Catch that crinoid!
by Krauze
Tomasz K. Baumiller has published a video of a walking crinoid. It's in realtime, meaning the little critter is walking along at a fairly brisk pace (for a crinoid, that is). Despite their resemblance to flowers, crinoids are animals, belonging to the Echinodermata, to which starfish also belong. In fact, we're closer related to crinoids than we are to flies. Think about that the next time you try to swat a too-fast-to-catch fly.

























October 24th, 2005 at 10:56 am
My nine-year-old is utterly fascinated and is planning his crinoid research for the day. Thank you for posting this!
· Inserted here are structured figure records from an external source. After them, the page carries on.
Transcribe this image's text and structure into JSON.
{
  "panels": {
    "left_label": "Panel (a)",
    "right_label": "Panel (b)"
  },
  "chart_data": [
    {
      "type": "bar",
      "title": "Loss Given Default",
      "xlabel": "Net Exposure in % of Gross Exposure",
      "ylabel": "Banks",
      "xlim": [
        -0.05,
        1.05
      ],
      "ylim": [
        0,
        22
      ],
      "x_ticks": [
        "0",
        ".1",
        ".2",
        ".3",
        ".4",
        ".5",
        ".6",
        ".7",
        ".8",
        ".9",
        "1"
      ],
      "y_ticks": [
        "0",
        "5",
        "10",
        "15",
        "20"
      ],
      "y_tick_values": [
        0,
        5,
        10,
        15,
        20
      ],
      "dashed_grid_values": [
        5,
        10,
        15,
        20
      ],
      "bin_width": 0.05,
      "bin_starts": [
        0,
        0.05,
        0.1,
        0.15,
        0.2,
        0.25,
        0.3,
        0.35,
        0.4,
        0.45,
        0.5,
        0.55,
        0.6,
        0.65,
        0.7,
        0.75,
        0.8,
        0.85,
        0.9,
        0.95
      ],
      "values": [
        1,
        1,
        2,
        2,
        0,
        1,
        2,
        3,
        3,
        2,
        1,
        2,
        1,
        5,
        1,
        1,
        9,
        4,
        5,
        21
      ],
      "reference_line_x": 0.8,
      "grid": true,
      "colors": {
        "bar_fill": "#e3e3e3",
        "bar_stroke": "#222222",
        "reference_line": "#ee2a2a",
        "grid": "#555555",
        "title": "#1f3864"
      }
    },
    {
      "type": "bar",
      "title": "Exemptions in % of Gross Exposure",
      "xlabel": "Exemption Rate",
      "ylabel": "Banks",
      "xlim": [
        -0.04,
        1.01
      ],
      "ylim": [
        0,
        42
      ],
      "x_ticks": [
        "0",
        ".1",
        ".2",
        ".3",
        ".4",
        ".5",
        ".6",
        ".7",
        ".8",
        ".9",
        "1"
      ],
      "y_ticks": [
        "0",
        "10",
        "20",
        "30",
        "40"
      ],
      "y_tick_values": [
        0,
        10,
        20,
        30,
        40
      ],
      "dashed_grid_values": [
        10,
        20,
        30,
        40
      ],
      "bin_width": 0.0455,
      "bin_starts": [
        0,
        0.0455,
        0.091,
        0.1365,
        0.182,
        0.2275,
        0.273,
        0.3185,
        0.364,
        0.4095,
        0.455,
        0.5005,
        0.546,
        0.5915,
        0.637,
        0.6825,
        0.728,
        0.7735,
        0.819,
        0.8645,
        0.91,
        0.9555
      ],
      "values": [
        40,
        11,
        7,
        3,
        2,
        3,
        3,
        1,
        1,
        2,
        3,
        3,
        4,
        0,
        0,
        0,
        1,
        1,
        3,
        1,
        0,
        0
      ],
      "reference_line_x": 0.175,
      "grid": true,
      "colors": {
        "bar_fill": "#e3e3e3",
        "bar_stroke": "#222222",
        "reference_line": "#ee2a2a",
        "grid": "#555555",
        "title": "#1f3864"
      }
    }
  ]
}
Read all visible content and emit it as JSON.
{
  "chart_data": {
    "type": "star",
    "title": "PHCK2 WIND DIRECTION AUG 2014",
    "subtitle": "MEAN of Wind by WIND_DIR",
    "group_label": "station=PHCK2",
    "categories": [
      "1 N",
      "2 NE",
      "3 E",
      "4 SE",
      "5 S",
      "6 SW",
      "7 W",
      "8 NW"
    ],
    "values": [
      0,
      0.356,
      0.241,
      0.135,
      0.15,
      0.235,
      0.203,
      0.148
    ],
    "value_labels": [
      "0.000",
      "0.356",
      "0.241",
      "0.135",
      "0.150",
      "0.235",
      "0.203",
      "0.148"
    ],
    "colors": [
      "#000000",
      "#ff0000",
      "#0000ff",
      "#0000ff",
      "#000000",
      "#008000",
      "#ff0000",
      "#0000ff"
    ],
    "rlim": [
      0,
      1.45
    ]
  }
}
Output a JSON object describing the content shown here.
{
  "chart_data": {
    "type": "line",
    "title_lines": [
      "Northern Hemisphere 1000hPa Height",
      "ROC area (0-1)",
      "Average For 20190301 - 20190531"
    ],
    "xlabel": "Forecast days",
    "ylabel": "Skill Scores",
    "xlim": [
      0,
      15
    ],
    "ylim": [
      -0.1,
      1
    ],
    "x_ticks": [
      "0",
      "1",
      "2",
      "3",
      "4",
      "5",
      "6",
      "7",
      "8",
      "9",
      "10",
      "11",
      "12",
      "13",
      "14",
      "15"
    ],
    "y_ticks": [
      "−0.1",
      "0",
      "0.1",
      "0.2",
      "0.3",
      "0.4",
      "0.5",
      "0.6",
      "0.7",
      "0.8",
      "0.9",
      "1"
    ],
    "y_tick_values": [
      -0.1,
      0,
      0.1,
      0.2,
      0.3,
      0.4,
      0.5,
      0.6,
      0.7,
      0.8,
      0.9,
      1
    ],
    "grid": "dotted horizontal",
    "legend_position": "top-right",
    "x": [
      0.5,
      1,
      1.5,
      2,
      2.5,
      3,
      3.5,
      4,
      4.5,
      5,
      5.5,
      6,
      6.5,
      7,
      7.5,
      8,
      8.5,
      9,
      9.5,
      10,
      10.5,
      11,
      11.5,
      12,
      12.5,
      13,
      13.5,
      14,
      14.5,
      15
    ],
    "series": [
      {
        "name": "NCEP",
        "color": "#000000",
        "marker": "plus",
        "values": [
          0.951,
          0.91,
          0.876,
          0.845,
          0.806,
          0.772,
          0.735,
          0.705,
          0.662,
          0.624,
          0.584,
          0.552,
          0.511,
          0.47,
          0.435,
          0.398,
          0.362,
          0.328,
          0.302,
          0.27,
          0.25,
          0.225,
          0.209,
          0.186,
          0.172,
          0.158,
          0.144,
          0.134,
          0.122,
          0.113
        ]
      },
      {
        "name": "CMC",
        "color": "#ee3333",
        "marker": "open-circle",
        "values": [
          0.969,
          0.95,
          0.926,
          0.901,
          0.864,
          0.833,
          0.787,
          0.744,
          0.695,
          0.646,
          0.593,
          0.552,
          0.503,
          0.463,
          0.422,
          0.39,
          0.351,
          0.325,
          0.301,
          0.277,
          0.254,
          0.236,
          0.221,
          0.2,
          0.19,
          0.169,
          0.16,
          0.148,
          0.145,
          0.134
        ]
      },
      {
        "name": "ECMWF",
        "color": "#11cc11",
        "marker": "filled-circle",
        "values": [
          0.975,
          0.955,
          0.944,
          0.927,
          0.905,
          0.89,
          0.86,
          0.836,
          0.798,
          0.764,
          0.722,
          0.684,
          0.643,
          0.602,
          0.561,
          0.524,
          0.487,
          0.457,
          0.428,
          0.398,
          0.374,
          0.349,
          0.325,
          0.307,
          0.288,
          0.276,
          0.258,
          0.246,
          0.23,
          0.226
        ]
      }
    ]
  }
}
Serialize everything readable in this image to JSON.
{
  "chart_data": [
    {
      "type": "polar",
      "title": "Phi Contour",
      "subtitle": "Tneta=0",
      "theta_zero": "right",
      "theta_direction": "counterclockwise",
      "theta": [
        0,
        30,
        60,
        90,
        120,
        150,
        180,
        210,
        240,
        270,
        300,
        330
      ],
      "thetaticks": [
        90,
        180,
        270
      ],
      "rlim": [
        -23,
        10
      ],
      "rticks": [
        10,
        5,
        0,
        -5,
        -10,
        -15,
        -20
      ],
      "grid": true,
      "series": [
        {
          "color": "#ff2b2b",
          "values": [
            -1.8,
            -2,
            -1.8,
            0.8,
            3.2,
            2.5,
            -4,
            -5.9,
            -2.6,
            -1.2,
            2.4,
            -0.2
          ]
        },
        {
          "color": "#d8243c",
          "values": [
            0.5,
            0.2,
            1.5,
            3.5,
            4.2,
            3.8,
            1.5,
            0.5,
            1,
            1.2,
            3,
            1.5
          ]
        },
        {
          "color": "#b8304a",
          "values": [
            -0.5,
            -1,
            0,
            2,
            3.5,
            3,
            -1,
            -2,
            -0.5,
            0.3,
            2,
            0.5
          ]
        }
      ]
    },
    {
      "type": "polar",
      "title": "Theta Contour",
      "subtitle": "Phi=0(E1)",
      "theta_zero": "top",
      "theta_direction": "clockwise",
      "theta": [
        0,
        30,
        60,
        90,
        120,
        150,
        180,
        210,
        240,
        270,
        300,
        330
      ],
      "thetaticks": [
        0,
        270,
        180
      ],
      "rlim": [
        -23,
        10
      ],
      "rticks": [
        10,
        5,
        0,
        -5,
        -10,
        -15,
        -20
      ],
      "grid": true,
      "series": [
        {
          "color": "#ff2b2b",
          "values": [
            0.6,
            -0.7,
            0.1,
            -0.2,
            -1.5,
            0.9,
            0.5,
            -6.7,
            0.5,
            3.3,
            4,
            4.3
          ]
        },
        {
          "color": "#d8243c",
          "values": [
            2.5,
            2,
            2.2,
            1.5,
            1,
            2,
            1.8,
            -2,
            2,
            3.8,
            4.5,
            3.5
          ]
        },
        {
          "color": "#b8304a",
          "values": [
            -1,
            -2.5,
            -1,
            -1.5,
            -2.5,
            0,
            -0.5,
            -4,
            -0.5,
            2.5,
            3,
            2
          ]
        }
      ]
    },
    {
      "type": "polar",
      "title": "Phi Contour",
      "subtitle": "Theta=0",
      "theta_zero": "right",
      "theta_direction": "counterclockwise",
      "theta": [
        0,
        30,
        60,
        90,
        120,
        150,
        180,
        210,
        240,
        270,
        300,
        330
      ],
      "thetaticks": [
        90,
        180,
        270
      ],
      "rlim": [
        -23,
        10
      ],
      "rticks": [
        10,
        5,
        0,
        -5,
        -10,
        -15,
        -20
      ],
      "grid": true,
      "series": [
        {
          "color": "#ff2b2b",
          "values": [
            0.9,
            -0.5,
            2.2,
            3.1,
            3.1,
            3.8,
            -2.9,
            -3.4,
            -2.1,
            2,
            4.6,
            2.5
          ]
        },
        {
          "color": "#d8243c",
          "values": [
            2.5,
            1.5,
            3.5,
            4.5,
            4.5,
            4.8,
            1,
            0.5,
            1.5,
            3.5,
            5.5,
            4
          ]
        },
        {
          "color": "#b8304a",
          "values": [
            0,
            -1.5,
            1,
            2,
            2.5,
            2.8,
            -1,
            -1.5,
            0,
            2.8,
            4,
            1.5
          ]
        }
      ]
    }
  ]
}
Comment by Amanda — October 24, 2005 @ 10:56 am
October 24th, 2005 at 2:38 pm
When I was about 5 years old we lived at the very edge of town. At the end of our paved city street was a gravel road that cut through the hummocky terrain exposing strata that are called the "Portland deposit." In my idyllic childhood explorations I discovered fossils in the reddish clayey substratum, beautifully preserved. The most common were shells but the most striking looked like plants. Which is what adults told me they were. Looting the local library I found out that they were animals. (And never trusted an adult again for the rest of my life. LOL) Crinoids. So began my lifelong fascination with evolution.
Excellent find, Krauze!
When I was exploring "teleology" I became very disappointed with the whole "philosophical" approach to the subject. Aristotle, who seems to have had the first and last word on the matter, left me cold. I found that design engineers had a less "philosophical" and more practical approach. But I also found that cognitive and developmental psychologists had done a lot of very interesting work on how children (naïve physicists, biologists, and engineers) distinguish between what is natural, biological, and technological. One basis is that the "object" appears to move in a self-directed way toward some evident "goal." See e.g., John Opfer's research, "Identifying living and sentient kinds from dynamic information: the case of goal-directed versus aimless autonomous movement in conceptual change," Cognition 86: 97-122.
I was taught that crinoids, even though they were animals, were sessile.